En el supuesto que nos ocupa, la aplicación de la doctrina jurisprudencial expuesta lleva a mantener el pronunciamiento estimatorio de la instancia. Resumidamente, el escalón instalado por la demandada era una situación permanencia, mantenida y consentida por su titular, a sabiendas de un posible riesgo de provocar daños en los usuarios y fue determinante de la caída de la demandante como se afirmaba en la demanda, a virtud de la actividad probatoria practicada en el juicio, por lo que acreditándose culpa o negligencia identificable por parte del titular del negocio, como consecuencia de la instalación de un elemento no adecuado para salvar la barrera arquitectónica en la edificación a la luz de la normativa examinada, procede la desestimación del recurso en cuanto a tales extremos.

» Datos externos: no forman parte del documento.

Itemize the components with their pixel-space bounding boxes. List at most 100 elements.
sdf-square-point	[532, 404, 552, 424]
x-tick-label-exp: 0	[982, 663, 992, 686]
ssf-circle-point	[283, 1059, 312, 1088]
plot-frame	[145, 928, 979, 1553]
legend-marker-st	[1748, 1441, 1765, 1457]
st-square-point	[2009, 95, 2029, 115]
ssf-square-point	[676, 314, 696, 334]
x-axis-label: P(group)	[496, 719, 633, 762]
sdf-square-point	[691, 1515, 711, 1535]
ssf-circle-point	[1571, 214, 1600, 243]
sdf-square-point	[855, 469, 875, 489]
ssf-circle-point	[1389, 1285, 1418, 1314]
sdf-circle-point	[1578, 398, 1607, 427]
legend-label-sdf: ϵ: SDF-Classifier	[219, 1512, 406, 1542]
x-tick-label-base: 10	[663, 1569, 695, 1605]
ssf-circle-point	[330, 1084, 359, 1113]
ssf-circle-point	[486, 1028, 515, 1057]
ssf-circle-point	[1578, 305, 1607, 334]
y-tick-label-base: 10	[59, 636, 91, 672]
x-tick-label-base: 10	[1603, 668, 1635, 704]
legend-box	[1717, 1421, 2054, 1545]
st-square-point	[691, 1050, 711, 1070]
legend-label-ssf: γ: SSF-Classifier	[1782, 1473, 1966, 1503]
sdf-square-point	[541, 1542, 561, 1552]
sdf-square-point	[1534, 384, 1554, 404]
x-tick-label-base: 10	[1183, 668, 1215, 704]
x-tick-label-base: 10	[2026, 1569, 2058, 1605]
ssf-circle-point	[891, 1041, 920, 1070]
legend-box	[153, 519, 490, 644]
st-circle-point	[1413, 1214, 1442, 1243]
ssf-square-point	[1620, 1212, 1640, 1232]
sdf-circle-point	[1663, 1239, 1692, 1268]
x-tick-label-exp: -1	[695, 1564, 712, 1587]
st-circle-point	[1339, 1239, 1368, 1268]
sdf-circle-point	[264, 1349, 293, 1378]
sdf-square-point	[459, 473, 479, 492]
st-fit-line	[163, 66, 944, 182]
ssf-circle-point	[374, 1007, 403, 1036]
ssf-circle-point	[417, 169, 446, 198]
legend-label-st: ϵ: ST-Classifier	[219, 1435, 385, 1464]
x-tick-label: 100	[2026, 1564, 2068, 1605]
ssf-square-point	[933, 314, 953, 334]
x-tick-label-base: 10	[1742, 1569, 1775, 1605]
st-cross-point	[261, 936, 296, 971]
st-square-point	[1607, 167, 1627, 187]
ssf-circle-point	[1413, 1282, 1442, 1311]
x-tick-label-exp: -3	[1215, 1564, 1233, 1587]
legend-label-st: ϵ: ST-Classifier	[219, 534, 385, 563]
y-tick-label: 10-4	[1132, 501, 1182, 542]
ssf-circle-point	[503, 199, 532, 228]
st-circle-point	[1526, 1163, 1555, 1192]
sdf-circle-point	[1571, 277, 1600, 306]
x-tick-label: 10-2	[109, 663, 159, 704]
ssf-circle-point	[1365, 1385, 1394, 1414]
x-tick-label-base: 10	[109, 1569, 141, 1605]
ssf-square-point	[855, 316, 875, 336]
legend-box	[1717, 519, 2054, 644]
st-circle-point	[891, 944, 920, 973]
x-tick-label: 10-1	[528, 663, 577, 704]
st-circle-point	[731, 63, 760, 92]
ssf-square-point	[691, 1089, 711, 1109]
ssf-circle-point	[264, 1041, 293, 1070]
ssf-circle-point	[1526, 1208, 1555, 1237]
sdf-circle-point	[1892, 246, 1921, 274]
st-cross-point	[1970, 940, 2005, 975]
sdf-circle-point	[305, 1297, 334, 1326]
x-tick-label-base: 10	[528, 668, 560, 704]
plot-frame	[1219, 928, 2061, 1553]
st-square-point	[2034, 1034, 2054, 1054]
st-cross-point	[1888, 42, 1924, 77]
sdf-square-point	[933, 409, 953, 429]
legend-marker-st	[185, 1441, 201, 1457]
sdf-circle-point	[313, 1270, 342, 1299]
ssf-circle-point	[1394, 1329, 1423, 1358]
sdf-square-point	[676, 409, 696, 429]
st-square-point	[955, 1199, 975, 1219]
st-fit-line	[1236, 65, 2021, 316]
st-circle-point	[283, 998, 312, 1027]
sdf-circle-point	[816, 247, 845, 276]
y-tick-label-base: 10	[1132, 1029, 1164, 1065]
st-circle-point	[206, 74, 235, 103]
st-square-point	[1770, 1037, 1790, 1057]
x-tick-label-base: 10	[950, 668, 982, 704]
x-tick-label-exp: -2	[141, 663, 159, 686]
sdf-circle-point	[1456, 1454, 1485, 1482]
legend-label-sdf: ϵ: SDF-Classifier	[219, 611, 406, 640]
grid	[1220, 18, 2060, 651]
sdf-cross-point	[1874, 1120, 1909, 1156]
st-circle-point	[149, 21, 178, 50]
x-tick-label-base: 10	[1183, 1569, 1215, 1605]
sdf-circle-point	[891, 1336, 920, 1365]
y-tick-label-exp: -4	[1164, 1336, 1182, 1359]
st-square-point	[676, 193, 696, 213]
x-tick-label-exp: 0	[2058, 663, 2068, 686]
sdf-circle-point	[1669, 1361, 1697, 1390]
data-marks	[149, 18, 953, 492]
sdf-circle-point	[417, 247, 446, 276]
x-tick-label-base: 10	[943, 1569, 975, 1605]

Tampoco cabe acoger los motivos esgrimidos por la parte apelante, en relación con la duración de la tramitación del presente procedimiento ordinario, el cual data de 2008, y la imposición de intereses a la condenada, aduciendo que no puede perjudicarle la anómala tardanza en la tramitación y resolución de la presente litis, que tampoco puede perjudicar a la parte actora cuya pretensión de condena pecuniaria ha sido íntegramente acogida, con imposición de intereses a la parte apelante. Tal extremo resulta ajeno al pronunciamiento jurisdiccional que se ataba, sin perjuicio de los eventuales mecanismos que la parte conoce para la corrección de la denunciada disfunción. Pero que en ningún caso conllevan la revocación del pronunciamiento recurrido, pues ello solo iría en perjuicio de la parte cuyas pretensiones han sido íntegramente estimadas.
CUARTO.- Desestimado el recurso de apelación, las costas de esta instancia se le imponen a la parte apelante, al no concurrir dudas de hecho ni de derecho en el caso de autos ( art. 398 de la LECivil).
Fallo
Que debemos desestimar y desestimamosel recurso de apelación presentado por el Procurador de los Tribunales Sr. López Mosquera, en nombre y representación de BANCO SANTANDER S.A., contra la Sentencia de 26 de junio de 2020, dictada por el Juzgado de Primera Instancia Nº 1 de Lugo, en el procedimiento ordinario 1288/2008, que se confirma.
Las costas de esta alzada se imponen a la parte apelante.
Procédase a dar al depósito el destino previsto de conformidad con lo dispuesto en la Disposición Adicional Decimoquinta de la L.O.P.J., si se hubiera constituido.
Notifíquese la presente resolución a las partes conforme art. 248.4 LOPJ , haciéndoles saber que contra la misma no cabe recurso ordinario alguno, sin perjuicio de que pueda interponerse el recurso extraordinario por infracción procesal o de casación, si concurre alguno de los supuestos previstos en los artículos 469 y 477 de la Ley de Enjuiciamiento Civil , en cuyo caso el plazo para la interposición del recurso será el de veinte días, debiendo interponerse el recurso ante este mismo Tribunal.
Así por esta nuestra sentencia, de la que en unión a los autos originales se remitirá certificación al Juzgado de procedencia para su ejecución y demás efectos, juzgando en segunda instancia, lo pronunciamos, mandamos y firmamos las Magistradas expresadas.